If value is relative, then Opus One most definitely qualifies (as does a Sonoma Zinfandel at a somewhat lower price).
From $299, €329.90, £296.68, SG$450 and widely available around the world.
Most wines of the week are chosen with the bargain hunter in mind, bringing lesser-known bottles to the attention of those who would most appreciate them. Opus One, the famous Californian Cabernet, is neither in need of greater exposure nor, at £300 per bottle, of interest to the bargain hunter. Or is it?
Since Jancis recently asked if wine is becoming a luxury, observing that 'it is becoming increasingly difficult to find wines of real interest under £25 a bottle', a typically well-informed and thoughtful debate has been running on our Members' forum, citing many examples of the way prices for fine wine have increased so dramatically in recent years.
For many people, £300 for a bottle of wine is absurdly expensive, offensive even. Indeed, for the majority of British wine drinkers, anything above the average bottle price of around £6 must seem excessive. But surely readers of the world's best wine website are at least open to persuasion that Opus One is worth the asking price?
There are two ways I might convince you. The first is the quality of the wine itself. I tasted the newly released 2016 in Singapore in September and the impression was instant. It was like Pauillac in seductive soft focus: all the sun-kissed richness of Napa with all the savoury formality of Bordeaux. There is an impeccability to the fruit that sets such wines apart. I scored it 18++, and I see that Jancis was half a point ahead of me when she tasted it earlier this year (see Opus goes wild, which also reveals more about their winemaking philosophy).
Scores are important here, because it is almost unheard of for inexpensive wines to score above 17.5. The difference may seem marginal, but it is real, and it remains true that experiencing the truly greatest wines of the world is never cheap. Our database contains 39 tasting notes covering 24 vintages of Opus One with a mean score of 17.5, and a mode of 18.

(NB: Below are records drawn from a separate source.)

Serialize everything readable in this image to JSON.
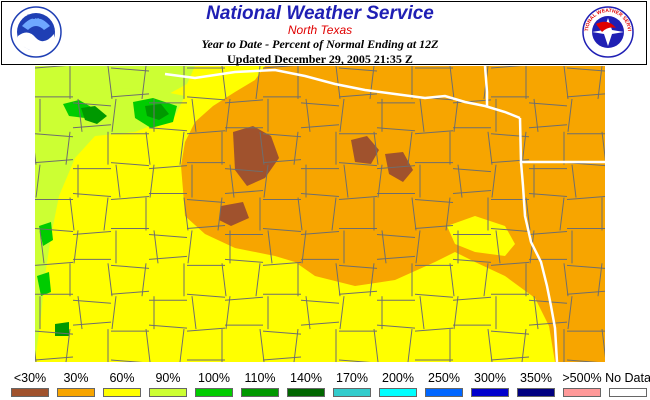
{
  "header": {
    "title": "National Weather Service",
    "subtitle": "North Texas",
    "period": "Year to Date - Percent of Normal Ending at 12Z",
    "updated": "Updated December 29, 2005 21:35 Z",
    "logo_left_text": "NOAA",
    "logo_right_text": "NATIONAL WEATHER SERVICE"
  },
  "map": {
    "background_color": "#f7a500",
    "county_line_color": "#6e6e6e",
    "state_line_color": "#ffffff"
  },
  "legend": {
    "items": [
      {
        "label": "<30%",
        "color": "#a0522d"
      },
      {
        "label": "30%",
        "color": "#f7a500"
      },
      {
        "label": "60%",
        "color": "#ffff00"
      },
      {
        "label": "90%",
        "color": "#ccff33"
      },
      {
        "label": "100%",
        "color": "#00cc00"
      },
      {
        "label": "110%",
        "color": "#009900"
      },
      {
        "label": "140%",
        "color": "#006600"
      },
      {
        "label": "170%",
        "color": "#33cccc"
      },
      {
        "label": "200%",
        "color": "#00ffff"
      },
      {
        "label": "250%",
        "color": "#0066ff"
      },
      {
        "label": "300%",
        "color": "#0000cc"
      },
      {
        "label": "350%",
        "color": "#000080"
      },
      {
        "label": ">500%",
        "color": "#ff9999"
      },
      {
        "label": "No Data",
        "color": "#ffffff"
      }
    ]
  }
}
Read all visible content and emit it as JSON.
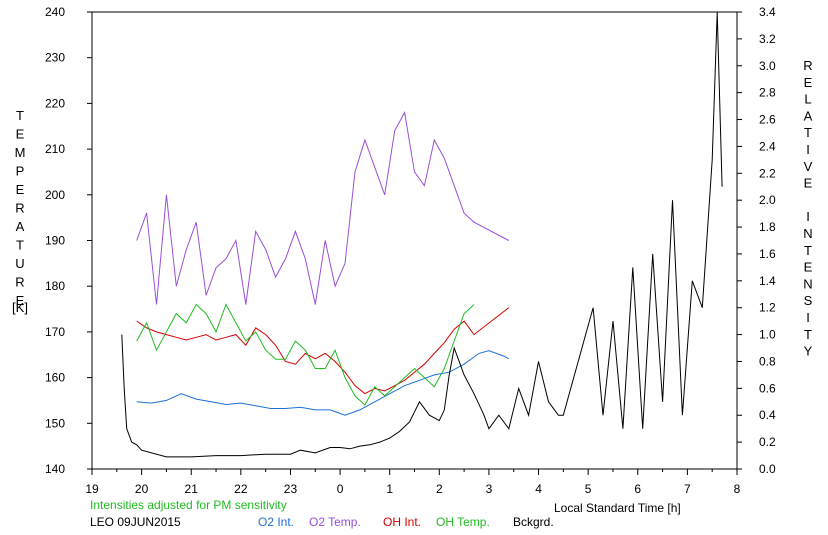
{
  "chart_data": {
    "type": "line",
    "title": "",
    "station_date": "LEO 09JUN2015",
    "note": "Intensities adjusted for PM sensitivity",
    "xlabel": "Local Standard Time [h]",
    "ylabel_left": "TEMPERATURE",
    "ylabel_left_unit": "[K]",
    "ylabel_right": "RELATIVE INTENSITY",
    "x_tick_labels": [
      "19",
      "20",
      "21",
      "22",
      "23",
      "0",
      "1",
      "2",
      "3",
      "4",
      "5",
      "6",
      "7",
      "8"
    ],
    "xlim": [
      19,
      32
    ],
    "ylim_left": [
      140,
      240
    ],
    "ylim_right": [
      0.0,
      3.4
    ],
    "y_left_ticks": [
      140,
      150,
      160,
      170,
      180,
      190,
      200,
      210,
      220,
      230,
      240
    ],
    "y_right_ticks": [
      0.0,
      0.2,
      0.4,
      0.6,
      0.8,
      1.0,
      1.2,
      1.4,
      1.6,
      1.8,
      2.0,
      2.2,
      2.4,
      2.6,
      2.8,
      3.0,
      3.2,
      3.4
    ],
    "grid": false,
    "legend_position": "bottom",
    "colors": {
      "o2_int": "#1e6fd6",
      "o2_temp": "#9b4fd6",
      "oh_int": "#d40000",
      "oh_temp": "#22bb22",
      "bckgrd": "#000000",
      "note": "#22bb22"
    },
    "series": [
      {
        "name": "O2 Int.",
        "axis": "right",
        "x": [
          19.9,
          20.2,
          20.5,
          20.8,
          21.1,
          21.4,
          21.7,
          22.0,
          22.3,
          22.6,
          22.9,
          23.2,
          23.5,
          23.8,
          24.1,
          24.4,
          24.7,
          25.0,
          25.3,
          25.6,
          25.9,
          26.2,
          26.5,
          26.8,
          27.0,
          27.3,
          27.4
        ],
        "y": [
          0.5,
          0.49,
          0.51,
          0.56,
          0.52,
          0.5,
          0.48,
          0.49,
          0.47,
          0.45,
          0.45,
          0.46,
          0.44,
          0.44,
          0.4,
          0.44,
          0.5,
          0.56,
          0.62,
          0.66,
          0.7,
          0.72,
          0.78,
          0.86,
          0.88,
          0.84,
          0.82
        ]
      },
      {
        "name": "O2 Temp.",
        "axis": "left",
        "x": [
          19.9,
          20.1,
          20.3,
          20.5,
          20.7,
          20.9,
          21.1,
          21.3,
          21.5,
          21.7,
          21.9,
          22.1,
          22.3,
          22.5,
          22.7,
          22.9,
          23.1,
          23.3,
          23.5,
          23.7,
          23.9,
          24.1,
          24.3,
          24.5,
          24.7,
          24.9,
          25.1,
          25.3,
          25.5,
          25.7,
          25.9,
          26.1,
          26.3,
          26.5,
          26.7,
          27.4
        ],
        "y": [
          190,
          196,
          176,
          200,
          180,
          188,
          194,
          178,
          184,
          186,
          190,
          176,
          192,
          188,
          182,
          186,
          192,
          186,
          176,
          190,
          180,
          185,
          205,
          212,
          206,
          200,
          214,
          218,
          205,
          202,
          212,
          208,
          202,
          196,
          194,
          190
        ]
      },
      {
        "name": "OH Int.",
        "axis": "right",
        "x": [
          19.9,
          20.1,
          20.3,
          20.5,
          20.7,
          20.9,
          21.1,
          21.3,
          21.5,
          21.7,
          21.9,
          22.1,
          22.3,
          22.5,
          22.7,
          22.9,
          23.1,
          23.3,
          23.5,
          23.7,
          23.9,
          24.1,
          24.3,
          24.5,
          24.7,
          24.9,
          25.1,
          25.3,
          25.5,
          25.7,
          25.9,
          26.1,
          26.3,
          26.5,
          26.7,
          27.4
        ],
        "y": [
          1.1,
          1.05,
          1.02,
          1.0,
          0.98,
          0.96,
          0.98,
          1.0,
          0.96,
          0.98,
          1.0,
          0.92,
          1.05,
          1.0,
          0.92,
          0.8,
          0.78,
          0.86,
          0.82,
          0.86,
          0.8,
          0.72,
          0.62,
          0.56,
          0.6,
          0.58,
          0.62,
          0.66,
          0.72,
          0.78,
          0.86,
          0.94,
          1.04,
          1.1,
          1.0,
          1.2
        ]
      },
      {
        "name": "OH Temp.",
        "axis": "left",
        "x": [
          19.9,
          20.1,
          20.3,
          20.5,
          20.7,
          20.9,
          21.1,
          21.3,
          21.5,
          21.7,
          21.9,
          22.1,
          22.3,
          22.5,
          22.7,
          22.9,
          23.1,
          23.3,
          23.5,
          23.7,
          23.9,
          24.1,
          24.3,
          24.5,
          24.7,
          24.9,
          25.1,
          25.3,
          25.5,
          25.7,
          25.9,
          26.1,
          26.3,
          26.5,
          26.7
        ],
        "y": [
          168,
          172,
          166,
          170,
          174,
          172,
          176,
          174,
          170,
          176,
          172,
          168,
          170,
          166,
          164,
          164,
          168,
          166,
          162,
          162,
          166,
          160,
          156,
          154,
          158,
          156,
          158,
          160,
          162,
          160,
          158,
          162,
          168,
          174,
          176
        ]
      },
      {
        "name": "Bckgrd.",
        "axis": "right",
        "x": [
          19.6,
          19.65,
          19.7,
          19.8,
          19.9,
          20.0,
          20.5,
          21.0,
          21.5,
          22.0,
          22.5,
          23.0,
          23.2,
          23.5,
          23.8,
          24.0,
          24.2,
          24.4,
          24.6,
          24.8,
          25.0,
          25.2,
          25.4,
          25.6,
          25.8,
          26.0,
          26.1,
          26.2,
          26.3,
          26.5,
          26.7,
          26.9,
          27.0,
          27.2,
          27.4,
          27.6,
          27.8,
          28.0,
          28.2,
          28.4,
          28.5,
          29.1,
          29.3,
          29.5,
          29.7,
          29.9,
          30.1,
          30.3,
          30.5,
          30.7,
          30.9,
          31.1,
          31.3,
          31.5,
          31.6,
          31.7
        ],
        "y": [
          1.0,
          0.6,
          0.3,
          0.2,
          0.18,
          0.14,
          0.09,
          0.09,
          0.1,
          0.1,
          0.11,
          0.11,
          0.14,
          0.12,
          0.16,
          0.16,
          0.15,
          0.17,
          0.18,
          0.2,
          0.23,
          0.28,
          0.35,
          0.5,
          0.4,
          0.36,
          0.44,
          0.7,
          0.9,
          0.7,
          0.56,
          0.4,
          0.3,
          0.4,
          0.3,
          0.6,
          0.4,
          0.8,
          0.5,
          0.4,
          0.4,
          1.2,
          0.4,
          1.1,
          0.3,
          1.5,
          0.3,
          1.6,
          0.5,
          2.0,
          0.4,
          1.4,
          1.2,
          2.3,
          3.4,
          2.1
        ]
      }
    ]
  }
}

Secondly, let's consider value and relativity. As Jancis mentioned in her article, Penfolds recently released a new, unproven Shiraz for £850 per bottle, in bare-faced defiance of the criticism it has faced over ever-increasing prices for its top wines (The 2015 of Grange has an RRP of £591). Even so, that is nothing compared to Opus One's Napa neighbours Harlan and Screaming Eagle, whose Cabernet Sauvignons sell for around £1,200 and £2,000 per bottle respectively. And even these prices are dwarfed by Liber Pater, whose 2015 vintage has been released at the laughable price of €30,000 per bottle.
Furthermore, the £300 price tag for Opus One isn't just buying you the wine. It would be disingenuous to ignore the role that the luxury experience plays for wine at this level. That doesn't just mean the packaging (although a wooden case of Opus One is a rather lovely thing), but the brand equity involved: the history and reputation of the estate, its status as one of the world's best vineyards – in a word, the all-important prestige.
All things considered, a wine such as Opus One, which consistently represents one of the best examples of its type and costs a fraction of the price of qualitatively commensurate wines, must be worth buying. For anyone who is willing and able to spend this sort of money on wine, the 2016 vintage of Opus One is a very smart buy.
For those for who are not, here's another Californian wine that might be more affordable. I tasted the 2015 vintage of Seghesio's Cortina Zinfandel from Dry Creek Valley at a recent lunch in Singapore. It is currently available at $27.99, €37.79 and £40.99 – still hardly cheap, yet good value, relatively speaking. I loved its bountiful blueberry fruit and serious garrigue herbiness, and scored it at a very healthy 17.5, which is the same score Julia gave the 2011 vintage. It has the same authentic Californian power as the Opus One, and while it doesn't reach the same heights of complexity, it gives a typically extrovert rendition of Zinfandel.
Both wines are fantastic, but it is the Opus One that delivers both exceptional quality and the full luxury experience, and in today's fine wine world, that would seem to make £300 per bottle a price worth paying. Because let's face it: top-shelf wine won't be getting cheaper anytime soon.